Fox Point resident Dave Braeger has come to understand that bullying—like many things—knows no boundaries, and he’s hoping to help change that dynamic.
Braeger, president of Private Equity Ventures, is giving a $3,000 grant to Bayside Middle School so next year's seventh-grade students can attend conflict resolution classes at the Peace Learning Center in Milwaukee.
The students will attend the program beginning next fall.
Rachel Boechler, superintendent of the Fox Point-Bayside School District, said they have always had an anti-bullying program, but when they can they have brought in other speakers or programs.
“We do believe it’s important, especially at the middle school level,” Boechler said. “Kids are hard on each other, not even having anything to do with bullying. But at their age they challenge one another. So we focus on how to be respectful of one another, and how to treat each other with kindness, and understand that everyone has their own issues and concerns.”

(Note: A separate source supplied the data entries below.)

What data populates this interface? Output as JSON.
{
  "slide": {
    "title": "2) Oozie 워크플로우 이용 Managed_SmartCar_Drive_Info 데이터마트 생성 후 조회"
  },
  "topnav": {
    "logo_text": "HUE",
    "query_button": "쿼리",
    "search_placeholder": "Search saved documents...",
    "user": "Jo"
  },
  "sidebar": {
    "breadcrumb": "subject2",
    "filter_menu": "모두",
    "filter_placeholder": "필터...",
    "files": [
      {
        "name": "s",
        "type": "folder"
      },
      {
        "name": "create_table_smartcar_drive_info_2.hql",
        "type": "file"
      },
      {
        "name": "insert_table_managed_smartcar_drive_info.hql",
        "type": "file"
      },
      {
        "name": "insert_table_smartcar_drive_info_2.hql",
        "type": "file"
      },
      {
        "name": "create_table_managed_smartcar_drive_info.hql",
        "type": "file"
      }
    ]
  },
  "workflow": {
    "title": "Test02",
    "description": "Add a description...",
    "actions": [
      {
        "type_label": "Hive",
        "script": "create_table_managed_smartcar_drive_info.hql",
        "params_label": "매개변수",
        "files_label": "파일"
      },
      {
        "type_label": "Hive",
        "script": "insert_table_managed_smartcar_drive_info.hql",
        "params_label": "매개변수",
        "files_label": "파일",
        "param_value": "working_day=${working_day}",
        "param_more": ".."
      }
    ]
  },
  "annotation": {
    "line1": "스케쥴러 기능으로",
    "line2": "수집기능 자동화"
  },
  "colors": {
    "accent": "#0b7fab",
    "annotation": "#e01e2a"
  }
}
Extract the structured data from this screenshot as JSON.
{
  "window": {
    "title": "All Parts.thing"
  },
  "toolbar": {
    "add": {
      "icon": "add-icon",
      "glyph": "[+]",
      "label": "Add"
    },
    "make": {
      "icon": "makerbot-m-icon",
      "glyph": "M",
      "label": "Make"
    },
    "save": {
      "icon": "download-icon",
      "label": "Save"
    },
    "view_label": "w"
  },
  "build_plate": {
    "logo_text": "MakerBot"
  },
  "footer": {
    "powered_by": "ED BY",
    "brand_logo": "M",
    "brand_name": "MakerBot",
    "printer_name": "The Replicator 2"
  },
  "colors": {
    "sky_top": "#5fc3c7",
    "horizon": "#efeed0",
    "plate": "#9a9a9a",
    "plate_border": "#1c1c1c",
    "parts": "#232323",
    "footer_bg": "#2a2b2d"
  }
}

Braeger knew there was a need because when his children got off the bus from school, they would tell him stories about how other children were behaving in school and on the Internet.
“And (the stories) are equally as bad as the ones you hear about coming from the inner city,” he said. “A lot of these kids are losing their self respect because the people they are meeting don’t know how to resolve conflicts.”
Braeger, who is on the Peace Learning Center board, said he felt compelled to donate the money because of the school shootings that have been happening across the country over the years and the stories he heard from his children’s school.
And he doesn’t want this happening here. Peace Learning Center has typically focused on reducing violence in inner city schools. Braeger said suburban kids need conflict resolution skills too, so he brought this issue up in a board meeting.
Braeger’s $3,000 grant will cover quarterly trips to the Quaker Center in Milwaukee where staff from the Peace Learning Center will facilitate team-building and engage the students in conflict resolution activities.
Tara Serebin, executive director of Peace Learning Center, said the middle school program is a new endeavor for them.
“We’ll be talking with them a lot about first impressions,” Serebin said. “We’ll look at how they are formed, how they can be flexible and not always correct.”
The program also looks at how those first impressions influence relationships and how those first impressions influence how you handle conflict within those relationships.
“These are things that—until pointed out—kids aren’t always aware of so we name those and we give voice to the fact that withdrawing from a conflict isn’t a bad thing,” she said. “Many kids are afraid to withdraw from a conflict because they think it’s like losing. But sometimes it’s worth doing and doesn’t mean you are wimp.”
The program also gives opportunities to express their feelings about bullying by showing them how to use “I messages.”
Braeger said the Peace Learning Center program impressed him because it helps implement conflict resolution behaviors within the school setting.
“I’m a firm believer that we need to get children in these moldable moments and we need to instill these values before they are in the eighth grade,” Braeger said.